Метафизика Достоевского | страница 48



.

Принято говорить, что борьба демократической критики за подлинную литературу была борьбой за реализм. Реализм трагической повседневности в прозе молодого автора глубоко заинтриговал людей «Современника», но дело было не только в этом.

Классика нового письма, пришедшая в большую литературу с Достоевским, воспитывала нового читателя. В составе этой новизны предполагалось не только вселение «в кожу другого», но и кардинальная перестройка структуры отношений «я/ты» как результат экспериментальных проекций новых отношений внутри диад «герой/автор», «автор/читатель», «текст/внетекстовая реальность».

«Рождение читателя приходится оплачивать смертью Автора»[76], – сказано Р. Бартом в статье 1968 г. В случае Достоевского это произошло чуть ли не буквально: абсолютный уход автора в героя при сохранении первым прерогативы метатекстовой «вненаходимости» (М. Бахтин) описан во множестве исследований. Упреки в том, что «герои Достоевского говорят одинаковым языком», звучат в историческом пространстве восприятия от Белинского до Л. Толстого и далее – до И. Анненского и Вяч.
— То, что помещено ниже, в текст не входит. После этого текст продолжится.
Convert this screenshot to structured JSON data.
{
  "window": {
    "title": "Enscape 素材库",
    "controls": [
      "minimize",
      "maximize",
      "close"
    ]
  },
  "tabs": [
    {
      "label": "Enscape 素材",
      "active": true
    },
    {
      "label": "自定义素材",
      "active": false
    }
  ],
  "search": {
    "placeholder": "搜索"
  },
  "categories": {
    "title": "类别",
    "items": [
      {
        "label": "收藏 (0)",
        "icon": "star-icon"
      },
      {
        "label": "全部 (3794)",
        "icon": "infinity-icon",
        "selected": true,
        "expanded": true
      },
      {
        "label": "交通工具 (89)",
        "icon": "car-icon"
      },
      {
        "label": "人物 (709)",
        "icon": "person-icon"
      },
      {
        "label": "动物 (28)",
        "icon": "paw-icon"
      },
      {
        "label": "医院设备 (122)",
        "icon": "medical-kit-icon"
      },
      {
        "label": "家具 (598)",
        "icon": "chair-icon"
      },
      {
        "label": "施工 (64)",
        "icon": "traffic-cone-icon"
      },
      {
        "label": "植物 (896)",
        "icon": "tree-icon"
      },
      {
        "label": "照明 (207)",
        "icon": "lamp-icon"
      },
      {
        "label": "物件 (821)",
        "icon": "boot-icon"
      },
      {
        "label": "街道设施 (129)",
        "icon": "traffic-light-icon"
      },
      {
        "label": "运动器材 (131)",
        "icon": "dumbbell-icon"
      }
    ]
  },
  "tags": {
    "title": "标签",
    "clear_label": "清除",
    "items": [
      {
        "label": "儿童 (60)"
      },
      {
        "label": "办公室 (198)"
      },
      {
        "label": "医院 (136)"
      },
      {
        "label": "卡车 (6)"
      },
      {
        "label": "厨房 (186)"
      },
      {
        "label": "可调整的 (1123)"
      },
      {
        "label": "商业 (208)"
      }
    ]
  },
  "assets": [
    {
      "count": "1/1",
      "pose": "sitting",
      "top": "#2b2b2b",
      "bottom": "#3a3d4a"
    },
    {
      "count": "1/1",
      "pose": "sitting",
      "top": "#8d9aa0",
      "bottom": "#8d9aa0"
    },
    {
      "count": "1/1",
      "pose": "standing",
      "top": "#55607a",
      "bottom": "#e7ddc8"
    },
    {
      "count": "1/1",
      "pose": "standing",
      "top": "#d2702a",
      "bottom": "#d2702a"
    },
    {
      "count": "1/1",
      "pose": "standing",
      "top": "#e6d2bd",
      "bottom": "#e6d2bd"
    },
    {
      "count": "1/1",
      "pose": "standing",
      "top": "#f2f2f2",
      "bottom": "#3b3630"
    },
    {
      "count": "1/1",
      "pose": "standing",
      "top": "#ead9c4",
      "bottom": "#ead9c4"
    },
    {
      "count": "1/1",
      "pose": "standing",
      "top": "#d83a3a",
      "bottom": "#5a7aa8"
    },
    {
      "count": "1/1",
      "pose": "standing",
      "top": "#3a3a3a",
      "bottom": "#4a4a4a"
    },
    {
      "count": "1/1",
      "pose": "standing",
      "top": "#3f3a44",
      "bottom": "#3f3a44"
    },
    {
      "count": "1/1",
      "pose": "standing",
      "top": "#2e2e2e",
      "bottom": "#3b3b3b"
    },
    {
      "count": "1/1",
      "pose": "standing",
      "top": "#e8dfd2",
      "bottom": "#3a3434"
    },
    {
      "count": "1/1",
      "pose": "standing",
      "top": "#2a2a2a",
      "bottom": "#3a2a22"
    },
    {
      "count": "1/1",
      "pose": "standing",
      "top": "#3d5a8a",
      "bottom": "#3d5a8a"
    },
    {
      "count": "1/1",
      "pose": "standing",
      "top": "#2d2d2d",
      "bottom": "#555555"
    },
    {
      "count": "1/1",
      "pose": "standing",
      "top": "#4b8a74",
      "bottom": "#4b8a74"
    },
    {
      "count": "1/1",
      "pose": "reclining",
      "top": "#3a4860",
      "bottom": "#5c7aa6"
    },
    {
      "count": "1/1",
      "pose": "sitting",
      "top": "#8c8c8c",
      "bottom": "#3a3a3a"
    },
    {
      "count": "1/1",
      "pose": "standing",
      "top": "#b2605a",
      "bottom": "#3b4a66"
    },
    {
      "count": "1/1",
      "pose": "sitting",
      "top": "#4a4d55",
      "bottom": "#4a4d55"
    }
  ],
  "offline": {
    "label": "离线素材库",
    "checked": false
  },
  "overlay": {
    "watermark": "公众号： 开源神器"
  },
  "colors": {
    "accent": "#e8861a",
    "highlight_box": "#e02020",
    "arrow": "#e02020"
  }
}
Иванова. Однако Серебряный век расслышал в этом однообразии многоголосие позиций и диалогическую оппонентуру (Вяч. Иванов, Н. Бердяев, А. Штейнберг, М. Бахтин). Чтобы эти открытия состоялись, Достоевскому понадобилось создать читателя, способного «покинуть» (в рамках сознания) свой мировоззренческий топос и «войти» в глубоко релятивизованную действительность текста. Потребовался читатель с готовностью на жертву своим «я», чтобы, как водится в мире обмена духовными ценностями, он, этот новый читатель, обрел подлинные контуры своей личности в момент собирания в себе смысла текста.

Читатель – последняя инстанция смысла произведения в той же мере, в какой создатель произведения – первая инстанция авторства. Между этими полюсами («автор / читатель») развернута эстетическая действительность текста – пространство жертвенного обмена опытом трагической жизни. А всякий жертвенный обмен, если он идет в условиях взаимоответной серьезности, предполагает «гибель всерьез» обоих – и автора, и читателя (эстетическое успенье). Иначе говоря, Достоевский строит отношения «автор / герой» и «автор / читатель» по общему принципу или, если угодно, жанру, который именуется мистерией.

Если понимать слово «мистерия» не только как имя жанра, но шире – как знак состояния мира или качества исторически и эсхатологически напряженной жизни (т. е. в контекстах, близких символистским), то следует признать, что герой Достоевского – герой мистерии по преимуществу. Поскольку у мистерии зрителей не бывает (все – участники и герои действа), читатель мистерийного текста (= реальности) Достоевского призван к такому рода активности, которая далеко выходит за рамки собственно эстетической. Искусство мистерии состоит в развоплощении Голгофы в реальную жизнь; текст пытается сделать невозможное: забыть, что он – всего лишь текст. Происходит самопреодоление условности как таковой вплоть до упразднения «художественности» ее средств: поэтика обращается «просто» в этику, риторика – в собеседование и в формы непосредственной экзистенции, а мировоззренческие коллизии – в сценариумы поведения. Текст становится не «как бы» безусловным, он на деле присваивает психомоторное существо читателя, как идея убийства по совести завладевает мышечной тканью рук и ног Раскольникова в ту знаменательную секунду: «Он вынул топор совсем, взмахнул его обеими руками, едва себя чувствуя, и почти без усилия, почти машинально, опустил на голову обухом. Силы его тут как бы не было» (VI, 63).